All those gift eggs! All those invitations to imaginary events! People flinging food and shite gifts from the AWP I didn't want to attend anyway! All those people from high school wanting to catch up! Plus, the uncomfortable intersection of people from my private and professional life: do I really want former students to have access to the pictures OTHER PEOPLE POST OF ME from who knows what embarrassing past moment of indiscretion?

You may call me a Luddite. Honey, in the period where I live, there wouldn't be Luddites for two centuries.

Thursday, February 19, 2009

Two things poetic

1) Finished a poem today. First time since.....May 08, I think. Long process, that one. But it feels tight, so rock on. A friend of mine, a poet, once said that in writing poems I "whittled jolly ranchers." That's about right: slippery and unyielding little suckers they are in progress, but they seem to sit solid after they're done.

2) Have I mentioned how much I am amused--and not in the good way but in the condescending and dismissive way--by the dramatic, eyerolling, stalking-around-the-front-of-the-room, tossing-finished-pages-with-a-flourish-onto-the-floor, white-guy-rap, and to my mind fundamentally insecure brand of poetry reading? No? Well I won't here.
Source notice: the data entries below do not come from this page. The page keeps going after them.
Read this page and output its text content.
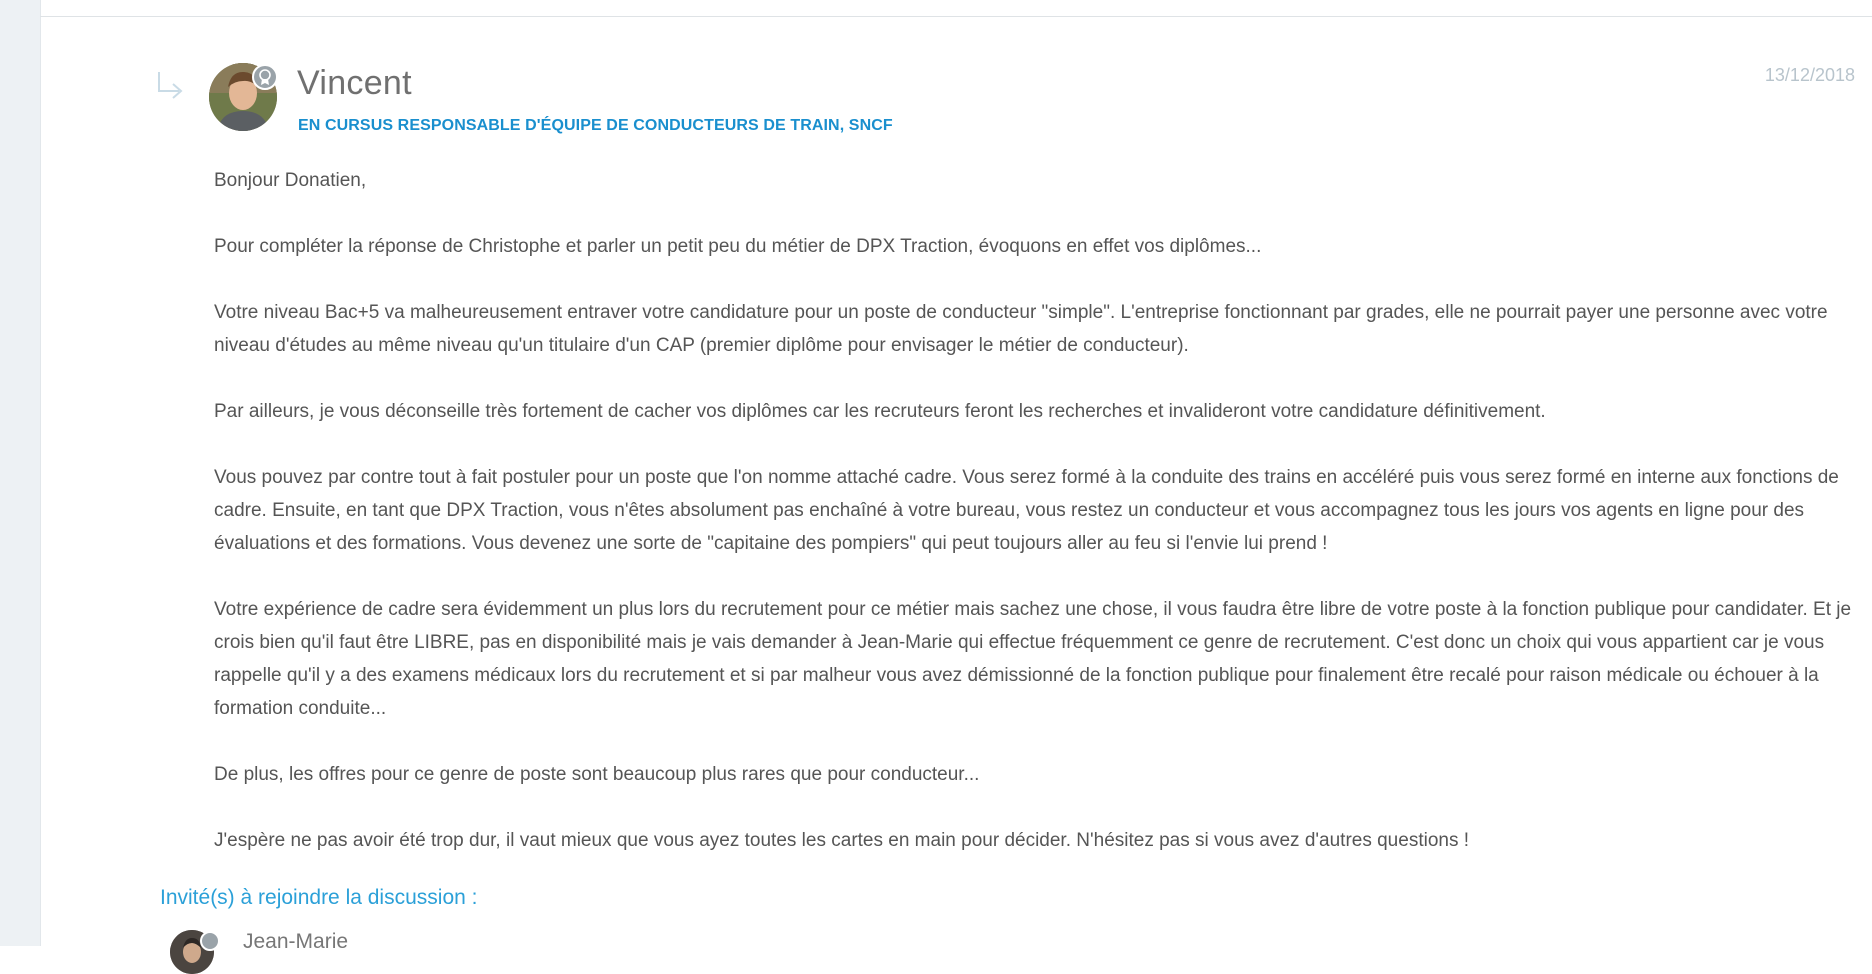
Vincent
EN CURSUS RESPONSABLE D'ÉQUIPE DE CONDUCTEURS DE TRAIN, SNCF
13/12/2018

Bonjour Donatien,

Pour compléter la réponse de Christophe et parler un petit peu du métier de DPX Traction, évoquons en effet vos diplômes...

Votre niveau Bac+5 va malheureusement entraver votre candidature pour un poste de conducteur "simple". L'entreprise fonctionnant par grades, elle ne pourrait payer une personne avec votre niveau d'études au même niveau qu'un titulaire d'un CAP (premier diplôme pour envisager le métier de conducteur).

Par ailleurs, je vous déconseille très fortement de cacher vos diplômes car les recruteurs feront les recherches et invalideront votre candidature définitivement.

Vous pouvez par contre tout à fait postuler pour un poste que l'on nomme attaché cadre. Vous serez formé à la conduite des trains en accéléré puis vous serez formé en interne aux fonctions de cadre. Ensuite, en tant que DPX Traction, vous n'êtes absolument pas enchaîné à votre bureau, vous restez un conducteur et vous accompagnez tous les jours vos agents en ligne pour des évaluations et des formations. Vous devenez une sorte de "capitaine des pompiers" qui peut toujours aller au feu si l'envie lui prend !

Votre expérience de cadre sera évidemment un plus lors du recrutement pour ce métier mais sachez une chose, il vous faudra être libre de votre poste à la fonction publique pour candidater. Et je crois bien qu'il faut être LIBRE, pas en disponibilité mais je vais demander à Jean-Marie qui effectue fréquemment ce genre de recrutement. C'est donc un choix qui vous appartient car je vous rappelle qu'il y a des examens médicaux lors du recrutement et si par malheur vous avez démissionné de la fonction publique pour finalement être recalé pour raison médicale ou échouer à la formation conduite...

De plus, les offres pour ce genre de poste sont beaucoup plus rares que pour conducteur...

J'espère ne pas avoir été trop dur, il vaut mieux que vous ayez toutes les cartes en main pour décider. N'hésitez pas si vous avez d'autres questions !

Invité(s) à rejoindre la discussion :
Jean-Marie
Wednesday, February 18, 2009

Good news/ bad news. (Together = just "news"?)

Just discovered today that the publication date of my Old Poem in Translation has been pushed back to 2010, a year later than I'd expected. Not that big a deal, I guess...not as if I'm expecting to buy a Ferrari once the royalties start rolling in. But the anticlimax of publication gets a little more anticlimactic.

The reason?: Major American Painter, upon reading the text, agreed to paint the cover. I wonder if he'll give me the original after the book is published. You know, as a little token of our shared affection for Old Poem. Hey, I'd be HAPPY to give him a copy of the book in exchange: it's only fair...




_____________________
[UPDATE]
So! The 2010 publication date is for the paperback, I'm told. The hardcover will be released in April!

Wednesday, February 11, 2009

Practically a fish.

So I went for a routine doctor visit today, and at the outset of the appointment, the nurse took my blood pressure, as nurses will. After the cuff had exhaled, she stood for a few concerned moments, and then said, "Do you feel lightheaded when you stand up?"

See, I have really low blood pressure. Like usually around 65 over 45. There's no danger in it, except that I tend to pass out during procedures in which my body-core thinks it's under attack, like pap smears and mammograms and the occasional blood-draw. Embarrassing, completely, but harmless.

But it occurred to me today: I'm such a stress-bucket, such a high-strung and tightly-wound multi-tasker and any number of other hyphenates...but goodness gracious, where would my blood pressure be if I weren't? I have come to the liberating conclusion that MY STRESS KEEPS ME OUT OF A COMA. If it weren't for my constant and frantic jitters, I probably wouldn't be able to wake up in the morning.

Perhaps the better title for this post: Academia saved my life.